Stumbled across this at KFC Cinema, which picked it up from Asia News Network and the Straits Times.
Pen-Ek is down on his movies and the Thai industry in general. He talks a bit about the delayed Invisible Waves and his being reunited with cinematographer Christopher Doyle.
Pen-Ek Ratanaruang does not have good things to say about the many Thai movies flooding the market, including the ones he makes. All four of his movies, in his opinion, are flawed. Even his most highly acclaimed film, Last Life In The Universe (2003), which picked up several awards including Bangkok International Film Festival's Fipresci prize, is not spared.
"In certain parts, I thought it may be boring so I added some gangsters. Those are some of the things to fool the audience."
The soft-spoken filmmaker, who is dating someone but declines to reveal more, was in [Singapore] for the 5th Asian Film Symposium and Forum on Asian Cinema.
As for the growing Thai film industry, which churned out about 60 movies last year, he says it is becoming more a business enterprise than a creative avenue. A healthy industry should grow so that you have a variety of films.

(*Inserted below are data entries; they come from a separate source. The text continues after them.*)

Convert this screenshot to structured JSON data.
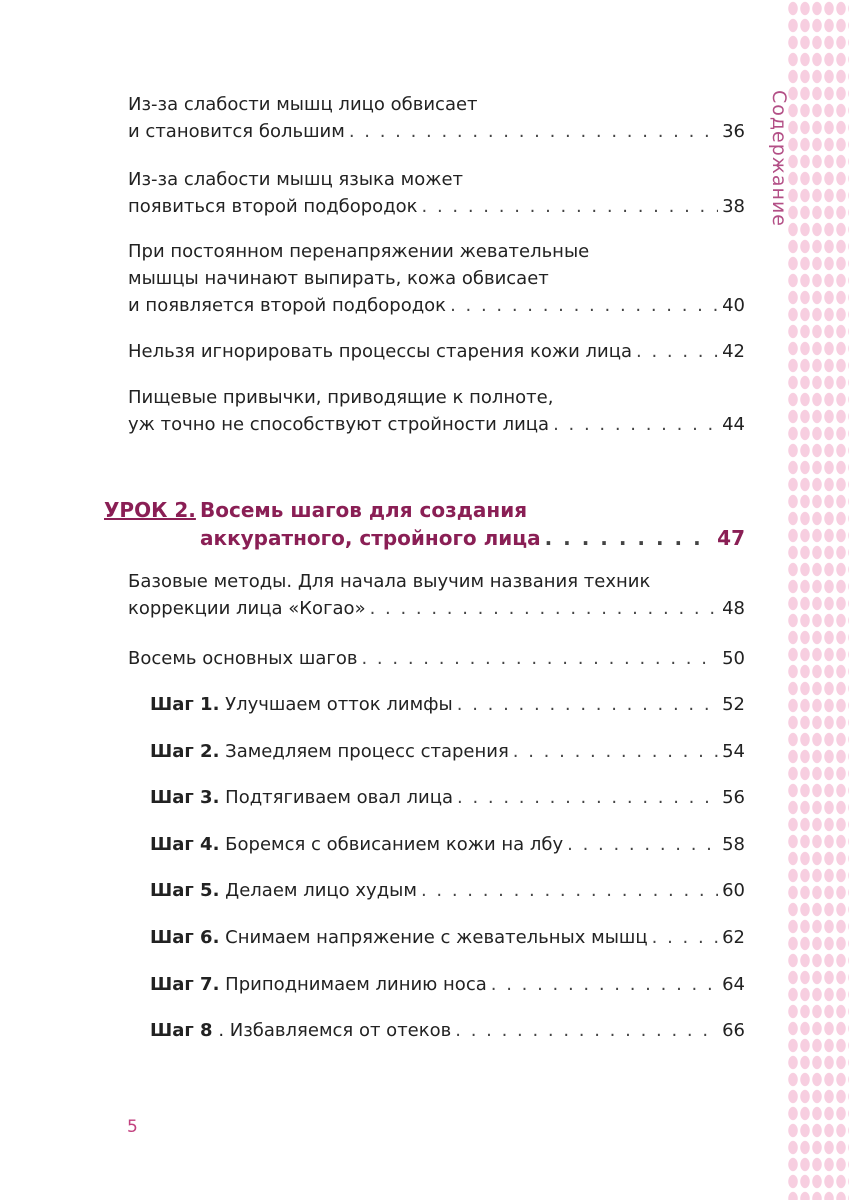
{
  "side_title": "Содержание",
  "entries": [
    {
      "lines": [
        "Из-за слабости мышц лицо обвисает",
        "и становится большим"
      ],
      "page": "36"
    },
    {
      "lines": [
        "Из-за слабости мышц языка может",
        "появиться второй подбородок"
      ],
      "page": "38"
    },
    {
      "lines": [
        "При постоянном перенапряжении жевательные",
        "мышцы начинают выпирать, кожа обвисает",
        "и появляется второй подбородок"
      ],
      "page": "40"
    },
    {
      "lines": [
        "Нельзя игнорировать процессы старения кожи лица"
      ],
      "page": "42"
    },
    {
      "lines": [
        "Пищевые привычки, приводящие к полноте,",
        "уж точно не способствуют стройности лица"
      ],
      "page": "44"
    }
  ],
  "lesson": {
    "label": "УРОК 2.",
    "lines": [
      "Восемь шагов для создания",
      "аккуратного, стройного лица"
    ],
    "page": "47"
  },
  "lesson_entries": [
    {
      "lines": [
        "Базовые методы. Для начала выучим названия техник",
        "коррекции лица «Когао»"
      ],
      "page": "48"
    },
    {
      "lines": [
        "Восемь основных шагов"
      ],
      "page": "50"
    }
  ],
  "steps": [
    {
      "label": "Шаг 1.",
      "title": "Улучшаем отток лимфы",
      "page": "52"
    },
    {
      "label": "Шаг 2.",
      "title": "Замедляем процесс старения",
      "page": "54"
    },
    {
      "label": "Шаг 3.",
      "title": "Подтягиваем овал лица",
      "page": "56"
    },
    {
      "label": "Шаг 4.",
      "title": "Боремся с обвисанием кожи на лбу",
      "page": "58"
    },
    {
      "label": "Шаг 5.",
      "title": "Делаем лицо худым",
      "page": "60"
    },
    {
      "label": "Шаг 6.",
      "title": "Снимаем напряжение с жевательных мышц",
      "page": "62"
    },
    {
      "label": "Шаг 7.",
      "title": "Приподнимаем линию носа",
      "page": "64"
    },
    {
      "label": "Шаг 8",
      "title": ". Избавляемся от отеков",
      "page": "66"
    }
  ],
  "page_number": "5",
  "colors": {
    "accent": "#8a1f55",
    "pink": "#c2417f",
    "border_dots": "#f6c9dc"
  }
}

"In the entire Thai industry, we have enough talent to make only 10 good films, not 60, he notes. If a stupid comedy does well, I'll be seeing 25 more comedies that are completely unfunny."
Time should be taken to develop an idea, he says, which may explain the delay in his latest movie, Invisible Waves, which had its release pushed back from the end of this year to early next year.
"I'm not the type to finish one film and push myself to have another."
It reunites him with Last Life's key people, Tadanobu Asano and Australian
lensman Christopher Doyle. In it, Asano plays a chef who has an affair with his boss' wife, whom he is later forced to kill.
The film is a highly personal one, he says, and doubles as an expression of his own guilt, for the times he has disappointed the people in his life, like his mother, but does not elaborate. That, he points out, is also another form of killing someone.
Thankfully, he has not let anyone down on this project, especially not Doyle, from whom he says he has learnt a lot.
"There is more trust and less pain than the last time. We still have some fighting, but I think Chris trusts me more."